DoD Forced Hold on U.S. Military Aid to Ukraine

On June 18th the Department of Defense (DoD) put out a public announcement—they were releasing the $250 million in Defense Department funds allocated for military aid to the Ukrainian government.

The Under Secretary of Defense, John C. Rood, in a letter sent in May of 2019, to the U.S. Congress, stated in the opinion of DoD the Ukraine had fulfilled the requirements associated with the $250 million in Defense Department funding under the NDAA (National Defense Authorization Act of 2019), therefore, he was authorizing the release of those funds.

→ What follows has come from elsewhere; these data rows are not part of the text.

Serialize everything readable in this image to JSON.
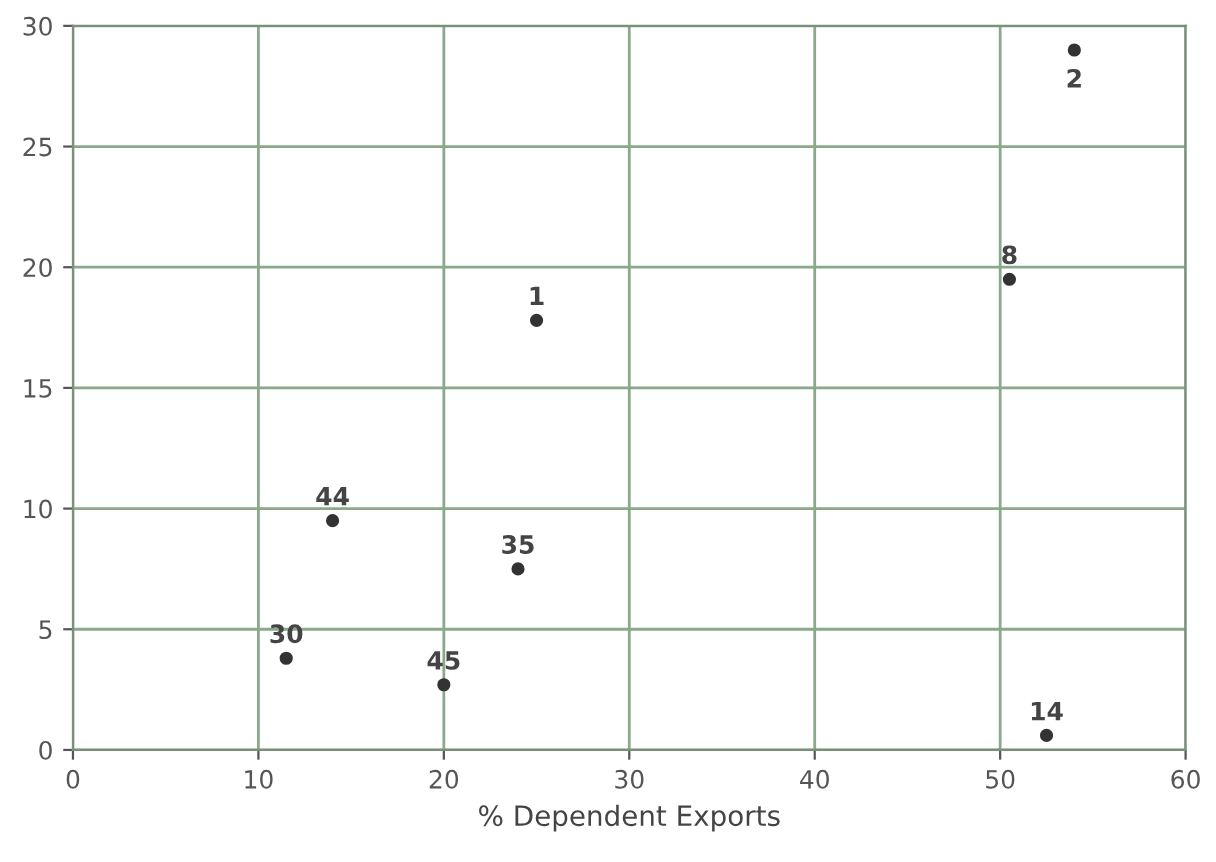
{
  "chart_data": {
    "type": "scatter",
    "xlabel": "% Dependent Exports",
    "x": [
      54,
      50.5,
      25,
      14,
      24,
      11.5,
      20,
      52.5
    ],
    "values": [
      29,
      19.5,
      17.8,
      9.5,
      7.5,
      3.8,
      2.7,
      0.6
    ],
    "color": "#333333",
    "annotations": [
      {
        "text": "2",
        "x": 54,
        "y": 29
      },
      {
        "text": "8",
        "x": 50.5,
        "y": 19.5
      },
      {
        "text": "1",
        "x": 25,
        "y": 17.8
      },
      {
        "text": "44",
        "x": 14,
        "y": 9.5
      },
      {
        "text": "35",
        "x": 24,
        "y": 7.5
      },
      {
        "text": "30",
        "x": 11.5,
        "y": 3.8
      },
      {
        "text": "45",
        "x": 20,
        "y": 2.7
      },
      {
        "text": "14",
        "x": 52.5,
        "y": 0.6
      }
    ],
    "xlim": [
      0,
      60
    ],
    "xticks": [
      0,
      10,
      20,
      30,
      40,
      50,
      60
    ],
    "ylim": [
      0,
      30
    ],
    "yticks": [
      0,
      5,
      10,
      15,
      20,
      25,
      30
    ],
    "grid": true,
    "marker": "circle"
  }
}
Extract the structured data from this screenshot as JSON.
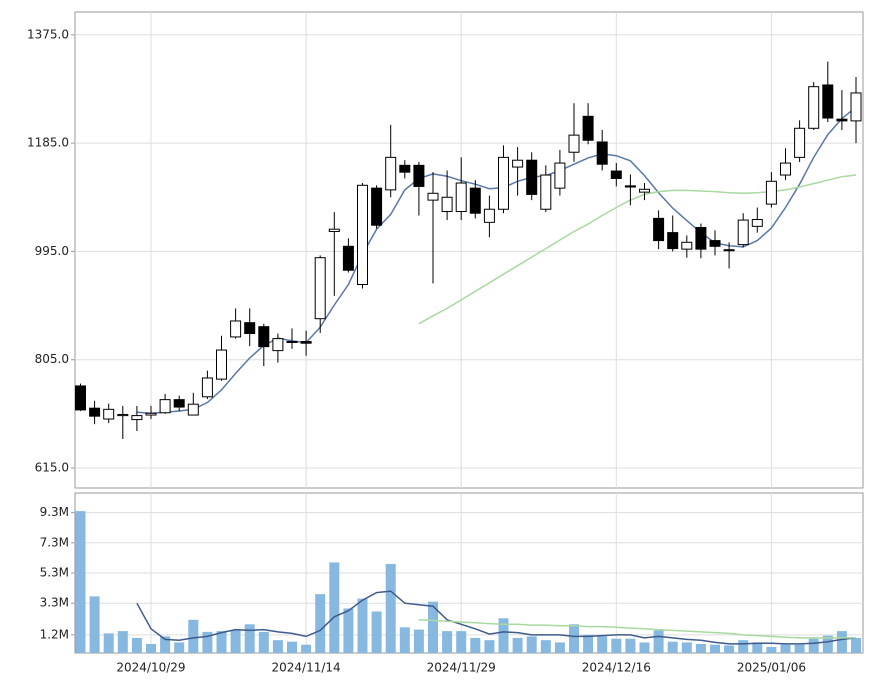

On June 21, 2019, the State Department followed suit, notifying the OMB (Office of Management and Budget) they were releasing the $141 million in State Department funds from the Consolidated Appropriations Act earmarked for the Ukrainian security and assistance program.

According to the Whistleblower complaint, on July 18th an OMB official had informed Departments and Agencies that President Trump had suspended the $391 million in U.S. security assistance to the Ukraine.

What the DoD and State Department officials did was to force Donald Trump’s hand.

Both State and the DoD had rubber stamped the allocation of U.S. military aid without fulfilling their fiduciary responsibilities to guarantee the Ukrainian government had fulfilled the wishes of Congress in regard to the NDAA 2019.

NDAA 2019

The Government of Ukraine has taken substantial actions to make defense institutional reforms, in such areas as civilian control of the military, cooperation and coordination with the Ukrainian legislature’s efforts to exercise oversight of the Ministry of Defense and military forces, increased transparency and accountability in defense procurement, and improvement in transparency, accountability, and potential opportunities for privatization in the defense industrial sector, for purposes of decreasing corruption, increasing accountability, and sustaining improvements of combat capability.

Note: Both the NDAA 2019 and Consolidation Appropriations Act had to satisfy the above clause.

U.S. aid has been a bone of contention for President Trump.

This came out in the House impeachment inquiry—where the issue was raised to several witnesses regarding the new mandate ordered by President Trump for greater scrutiny of the allocation of U.S. aid.

This was not a new mandate specific to the Ukraine; but rather, it was to be applied across the board. 

The question: Did State and the DoD fulfill the wishes of Congress?

How could they—there wasn’t a viable government in place in the Ukraine.

How could State and the DoD have confidence in a non-existent entity—they couldn’t—neither could President Trump.

Ukrainian parliamentary elections weren’t to take place until July 21st and any new Parliament wouldn’t be seated until mid-August.

In effect, there was no Ukrainian government until the middle of August 2019.

What did the DoD and State Department officials base their assessments on regarding the fulfillment of the NDAA 2019?

On the past?

NDAA 2019 is based on future assurances—not past actions.

The U.S. Congress could have omitted the clause above—they chose not to.

 So President Trump did the only thing he could—direct the OMB to place a hold on all Ukrainian security and assistance until further notice.

Until there was a viable Ukrainian legislature—that could demonstrate they met the demands of Congress and the NDAA of 2019—no aid could or should have been allocated, regardless of Mr. Trump’s personal wishes.

More important, the actions of President Trump took place well before the now famous phone conversation between Messrs. Zelsenskyy and Trump.

Ultimately, the Presidential phone conversation was not causal to the hold being placed on the Ukrainian aid.

In addition, it was detailed by the Whistleblower: the hold order was placed on July 18th or earlier.

Perhaps more compelling, everything disclosed in this article was public record at the time of the Whistleblower’s complaint and certainly by the time of the House impeachment inquiry.

Yet, President Trump must face a Senate trial—for basically doing his job.

Something the DoD and State Department officials failed to do.